Mike Hosking’s editorial:
In a way, you can’t blame the wharfies for putting up the fight they are at the Ports of Auckland. I mean if you were being paid to do nothing, you would be looking to hang on to the deal, wouldn’t you?
Eight hours pay, three hours work – good on them for getting the deal. God only knows who was thick enough to sign it off, but the game’s up. The port is lacklustre. it’s losing business and money to other ports. Its reputation isn’t flash and at long last they’re looking to get things tidied up.
What a good summary.
The wharfies have lost. They don’t have the support of the company, of the council which owns them, they certainly don’t have the support of the Auckland ratepayers who are watching a company they own get destroyed, and they don’t have the support of the wider public. Through all the bluster and hot air and jibes at management pulled directly out of Arthur Scargill’s handbook on how to run a class ridden industrial dispute, they have been seen for what they are – a fiefdom on a deal from another age refusing to be realistic.
Even Len Brown doesn’t back them. The man who took their money to get elelcted sees it for what it is. He should have been playing a far greater role before it ever got to the state it’s in. Ports of Auckland is a major company with a major contribution to the economy of the biggest city in the country and it’s operating in a time warp. Business is leaving – Maersk has walked, Fonterra’s gone.
This even goes beyond Auckland. Reducing freight costs through more efficient ports and the like has benefits for all of New Zealand, especially exporters.

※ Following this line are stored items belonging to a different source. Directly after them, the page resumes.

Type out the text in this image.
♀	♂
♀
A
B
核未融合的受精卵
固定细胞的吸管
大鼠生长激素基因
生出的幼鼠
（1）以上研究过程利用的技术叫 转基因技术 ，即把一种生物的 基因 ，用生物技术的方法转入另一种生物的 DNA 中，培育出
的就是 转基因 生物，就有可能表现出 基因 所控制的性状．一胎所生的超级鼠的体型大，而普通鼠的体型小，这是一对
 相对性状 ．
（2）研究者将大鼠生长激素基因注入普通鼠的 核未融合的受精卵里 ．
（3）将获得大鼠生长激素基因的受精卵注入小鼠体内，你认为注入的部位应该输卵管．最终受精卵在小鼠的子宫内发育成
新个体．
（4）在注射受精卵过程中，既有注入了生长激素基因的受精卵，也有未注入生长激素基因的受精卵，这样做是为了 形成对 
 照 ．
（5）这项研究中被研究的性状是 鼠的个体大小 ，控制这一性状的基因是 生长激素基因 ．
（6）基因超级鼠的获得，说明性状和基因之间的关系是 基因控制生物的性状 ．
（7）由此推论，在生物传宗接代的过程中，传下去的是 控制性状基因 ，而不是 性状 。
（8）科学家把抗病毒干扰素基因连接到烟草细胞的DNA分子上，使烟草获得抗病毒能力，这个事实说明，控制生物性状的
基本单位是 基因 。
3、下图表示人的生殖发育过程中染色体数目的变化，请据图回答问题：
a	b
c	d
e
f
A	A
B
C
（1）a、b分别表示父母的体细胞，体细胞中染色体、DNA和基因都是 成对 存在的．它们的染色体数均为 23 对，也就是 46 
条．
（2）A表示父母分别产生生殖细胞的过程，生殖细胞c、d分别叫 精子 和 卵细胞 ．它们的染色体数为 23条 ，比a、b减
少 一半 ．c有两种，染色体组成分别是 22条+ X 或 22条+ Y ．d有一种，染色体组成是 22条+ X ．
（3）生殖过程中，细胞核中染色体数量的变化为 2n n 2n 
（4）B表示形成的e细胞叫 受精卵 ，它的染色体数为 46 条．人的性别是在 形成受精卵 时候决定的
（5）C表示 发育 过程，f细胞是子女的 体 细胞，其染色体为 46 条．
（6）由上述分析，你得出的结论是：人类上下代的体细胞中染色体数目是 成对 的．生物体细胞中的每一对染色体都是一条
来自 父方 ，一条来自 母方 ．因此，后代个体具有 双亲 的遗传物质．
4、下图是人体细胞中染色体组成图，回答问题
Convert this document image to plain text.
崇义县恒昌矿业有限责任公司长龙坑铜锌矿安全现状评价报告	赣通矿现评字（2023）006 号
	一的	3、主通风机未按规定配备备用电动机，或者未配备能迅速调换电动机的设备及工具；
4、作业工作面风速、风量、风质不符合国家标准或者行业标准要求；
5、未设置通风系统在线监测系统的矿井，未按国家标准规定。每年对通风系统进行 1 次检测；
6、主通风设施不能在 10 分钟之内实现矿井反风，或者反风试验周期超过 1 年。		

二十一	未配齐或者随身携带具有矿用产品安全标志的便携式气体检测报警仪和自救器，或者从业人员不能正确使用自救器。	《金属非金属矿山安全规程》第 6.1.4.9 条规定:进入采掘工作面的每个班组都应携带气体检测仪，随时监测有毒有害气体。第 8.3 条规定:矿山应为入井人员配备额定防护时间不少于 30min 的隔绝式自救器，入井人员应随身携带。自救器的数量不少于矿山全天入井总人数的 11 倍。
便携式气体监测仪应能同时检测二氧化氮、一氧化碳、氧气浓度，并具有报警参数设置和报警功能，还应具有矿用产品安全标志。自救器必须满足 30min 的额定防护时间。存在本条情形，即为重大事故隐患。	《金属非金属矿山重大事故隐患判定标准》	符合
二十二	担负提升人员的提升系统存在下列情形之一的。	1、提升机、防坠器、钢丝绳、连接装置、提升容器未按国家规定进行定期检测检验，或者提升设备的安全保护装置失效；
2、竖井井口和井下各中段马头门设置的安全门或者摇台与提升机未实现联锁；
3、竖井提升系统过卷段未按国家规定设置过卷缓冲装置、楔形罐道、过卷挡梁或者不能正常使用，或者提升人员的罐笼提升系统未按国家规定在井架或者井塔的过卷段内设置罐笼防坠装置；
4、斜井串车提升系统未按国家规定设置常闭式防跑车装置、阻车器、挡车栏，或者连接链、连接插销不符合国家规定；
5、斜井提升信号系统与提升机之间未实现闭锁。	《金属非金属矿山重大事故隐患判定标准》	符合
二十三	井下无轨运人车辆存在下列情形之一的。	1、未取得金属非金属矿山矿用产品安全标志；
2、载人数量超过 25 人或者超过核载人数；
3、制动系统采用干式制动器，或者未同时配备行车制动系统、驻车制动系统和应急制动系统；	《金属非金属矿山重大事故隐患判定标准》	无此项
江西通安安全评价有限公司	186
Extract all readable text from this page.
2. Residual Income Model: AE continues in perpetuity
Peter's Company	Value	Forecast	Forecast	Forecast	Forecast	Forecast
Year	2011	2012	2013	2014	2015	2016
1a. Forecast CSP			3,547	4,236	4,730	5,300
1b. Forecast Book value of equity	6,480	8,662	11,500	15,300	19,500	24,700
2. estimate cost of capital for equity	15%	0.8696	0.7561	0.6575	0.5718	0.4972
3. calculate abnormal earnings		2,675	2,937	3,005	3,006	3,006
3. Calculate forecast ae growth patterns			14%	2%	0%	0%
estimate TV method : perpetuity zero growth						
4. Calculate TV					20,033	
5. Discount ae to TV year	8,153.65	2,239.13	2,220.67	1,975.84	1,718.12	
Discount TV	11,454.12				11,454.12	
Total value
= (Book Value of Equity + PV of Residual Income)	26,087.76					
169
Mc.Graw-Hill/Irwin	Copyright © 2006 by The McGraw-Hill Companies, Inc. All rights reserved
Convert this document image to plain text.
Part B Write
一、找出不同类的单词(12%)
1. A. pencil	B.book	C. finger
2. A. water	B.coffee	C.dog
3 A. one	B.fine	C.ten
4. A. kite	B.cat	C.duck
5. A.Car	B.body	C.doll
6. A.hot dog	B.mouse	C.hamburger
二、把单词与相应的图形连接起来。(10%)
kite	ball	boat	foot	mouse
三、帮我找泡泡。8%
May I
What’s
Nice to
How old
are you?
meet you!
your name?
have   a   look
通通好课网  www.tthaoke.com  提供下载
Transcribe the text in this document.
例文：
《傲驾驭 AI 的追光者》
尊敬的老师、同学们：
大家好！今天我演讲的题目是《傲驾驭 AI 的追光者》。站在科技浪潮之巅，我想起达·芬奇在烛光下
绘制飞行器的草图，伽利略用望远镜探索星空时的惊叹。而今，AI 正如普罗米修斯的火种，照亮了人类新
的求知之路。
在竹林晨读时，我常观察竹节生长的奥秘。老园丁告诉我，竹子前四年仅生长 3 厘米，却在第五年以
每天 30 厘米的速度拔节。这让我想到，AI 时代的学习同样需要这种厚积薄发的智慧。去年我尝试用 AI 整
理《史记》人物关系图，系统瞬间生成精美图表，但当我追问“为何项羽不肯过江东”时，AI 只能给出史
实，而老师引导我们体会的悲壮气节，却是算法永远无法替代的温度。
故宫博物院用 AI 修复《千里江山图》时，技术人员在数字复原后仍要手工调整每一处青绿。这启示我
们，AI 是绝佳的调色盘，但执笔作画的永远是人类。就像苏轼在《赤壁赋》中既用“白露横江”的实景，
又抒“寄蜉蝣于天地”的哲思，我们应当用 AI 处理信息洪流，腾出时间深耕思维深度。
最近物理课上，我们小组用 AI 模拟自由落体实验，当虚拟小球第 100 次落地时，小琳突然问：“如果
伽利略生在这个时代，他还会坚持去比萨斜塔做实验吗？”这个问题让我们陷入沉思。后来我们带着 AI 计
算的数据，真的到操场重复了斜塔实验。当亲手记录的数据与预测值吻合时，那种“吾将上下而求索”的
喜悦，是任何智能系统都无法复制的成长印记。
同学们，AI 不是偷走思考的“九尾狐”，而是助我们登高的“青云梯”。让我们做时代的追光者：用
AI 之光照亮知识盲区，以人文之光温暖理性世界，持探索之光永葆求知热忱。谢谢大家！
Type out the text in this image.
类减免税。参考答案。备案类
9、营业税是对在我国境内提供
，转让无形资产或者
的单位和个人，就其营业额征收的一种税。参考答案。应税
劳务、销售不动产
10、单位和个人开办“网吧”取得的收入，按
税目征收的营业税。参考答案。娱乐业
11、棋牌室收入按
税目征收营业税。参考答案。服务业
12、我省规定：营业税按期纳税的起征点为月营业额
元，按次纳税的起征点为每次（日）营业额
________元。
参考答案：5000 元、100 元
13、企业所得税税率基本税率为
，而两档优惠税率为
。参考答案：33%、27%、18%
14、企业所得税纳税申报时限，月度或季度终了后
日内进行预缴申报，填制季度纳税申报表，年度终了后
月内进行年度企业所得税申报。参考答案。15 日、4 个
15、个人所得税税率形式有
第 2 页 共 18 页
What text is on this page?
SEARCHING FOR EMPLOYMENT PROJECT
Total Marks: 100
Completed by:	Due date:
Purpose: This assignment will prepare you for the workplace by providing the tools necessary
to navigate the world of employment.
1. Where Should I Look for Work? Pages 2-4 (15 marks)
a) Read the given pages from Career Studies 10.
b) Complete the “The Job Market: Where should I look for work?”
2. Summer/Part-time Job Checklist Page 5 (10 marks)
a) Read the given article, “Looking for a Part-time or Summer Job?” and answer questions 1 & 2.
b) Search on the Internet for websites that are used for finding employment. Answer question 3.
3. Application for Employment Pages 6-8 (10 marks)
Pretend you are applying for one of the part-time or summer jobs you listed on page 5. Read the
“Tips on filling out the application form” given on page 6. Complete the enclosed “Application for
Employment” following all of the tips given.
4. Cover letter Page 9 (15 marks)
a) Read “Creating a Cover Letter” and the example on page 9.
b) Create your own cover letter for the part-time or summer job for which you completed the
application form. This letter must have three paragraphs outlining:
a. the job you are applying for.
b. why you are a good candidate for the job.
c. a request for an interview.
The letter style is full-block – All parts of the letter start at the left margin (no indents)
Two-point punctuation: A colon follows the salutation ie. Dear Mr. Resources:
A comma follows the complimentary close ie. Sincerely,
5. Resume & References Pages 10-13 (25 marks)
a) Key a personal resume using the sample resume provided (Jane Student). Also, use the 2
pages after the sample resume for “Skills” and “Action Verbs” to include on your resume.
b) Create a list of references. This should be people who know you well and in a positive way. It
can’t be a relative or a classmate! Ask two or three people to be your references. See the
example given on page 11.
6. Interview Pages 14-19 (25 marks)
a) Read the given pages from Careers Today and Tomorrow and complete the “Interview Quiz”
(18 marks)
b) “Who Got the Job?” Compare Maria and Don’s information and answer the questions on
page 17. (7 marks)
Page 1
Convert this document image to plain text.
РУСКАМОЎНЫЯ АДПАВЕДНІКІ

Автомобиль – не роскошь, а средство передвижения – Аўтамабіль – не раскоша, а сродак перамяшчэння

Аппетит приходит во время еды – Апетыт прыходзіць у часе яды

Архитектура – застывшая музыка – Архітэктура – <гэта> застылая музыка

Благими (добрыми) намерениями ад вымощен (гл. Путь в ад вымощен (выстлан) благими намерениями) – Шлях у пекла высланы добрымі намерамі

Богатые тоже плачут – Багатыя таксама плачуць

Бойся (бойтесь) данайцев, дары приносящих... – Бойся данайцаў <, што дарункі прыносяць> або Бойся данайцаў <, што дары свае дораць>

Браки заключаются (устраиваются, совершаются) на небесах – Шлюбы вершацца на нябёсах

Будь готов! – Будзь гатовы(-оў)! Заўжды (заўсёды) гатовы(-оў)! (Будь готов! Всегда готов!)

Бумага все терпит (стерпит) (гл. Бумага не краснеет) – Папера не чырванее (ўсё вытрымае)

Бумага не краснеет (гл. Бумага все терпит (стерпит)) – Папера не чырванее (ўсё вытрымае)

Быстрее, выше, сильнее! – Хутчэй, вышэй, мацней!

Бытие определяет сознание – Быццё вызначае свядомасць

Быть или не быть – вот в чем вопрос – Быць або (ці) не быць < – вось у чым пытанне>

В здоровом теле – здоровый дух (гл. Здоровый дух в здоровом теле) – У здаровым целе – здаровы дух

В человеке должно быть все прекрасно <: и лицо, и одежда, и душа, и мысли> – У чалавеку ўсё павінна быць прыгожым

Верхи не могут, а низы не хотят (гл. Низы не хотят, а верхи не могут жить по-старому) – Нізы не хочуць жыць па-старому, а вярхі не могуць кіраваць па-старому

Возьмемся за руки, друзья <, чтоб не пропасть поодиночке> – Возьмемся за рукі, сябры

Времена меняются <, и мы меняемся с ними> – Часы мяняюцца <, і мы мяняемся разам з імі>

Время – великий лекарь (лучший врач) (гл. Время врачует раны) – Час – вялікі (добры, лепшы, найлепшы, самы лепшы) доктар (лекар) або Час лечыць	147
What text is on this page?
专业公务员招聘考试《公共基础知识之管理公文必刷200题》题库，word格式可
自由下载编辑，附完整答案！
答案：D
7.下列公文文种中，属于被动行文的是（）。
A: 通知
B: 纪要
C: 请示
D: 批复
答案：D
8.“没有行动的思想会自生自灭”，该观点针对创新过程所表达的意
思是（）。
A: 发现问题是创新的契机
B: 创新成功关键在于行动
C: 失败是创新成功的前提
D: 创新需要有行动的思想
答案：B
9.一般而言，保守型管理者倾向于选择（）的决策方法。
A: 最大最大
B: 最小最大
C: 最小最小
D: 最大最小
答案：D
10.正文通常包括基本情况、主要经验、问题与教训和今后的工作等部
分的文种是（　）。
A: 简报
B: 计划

Where’s the council? The owners? The representatives of all the rate payers who have a stake in the business? The dividends are a joke compared to Tauranga. Do they think the port is a welfare scheme? A jobs programme? Why aren’t they demanding better performance and better returns? The answer is there – lay them off. Too many strikes, too many lock outs, too much disruption. Get rid of them and find some people that actually want to do the job.
We must thank Mike Lee for buying out the minority private sector answers, so ratepayers would be the only ones having to tolerate a return of just 2% on capital.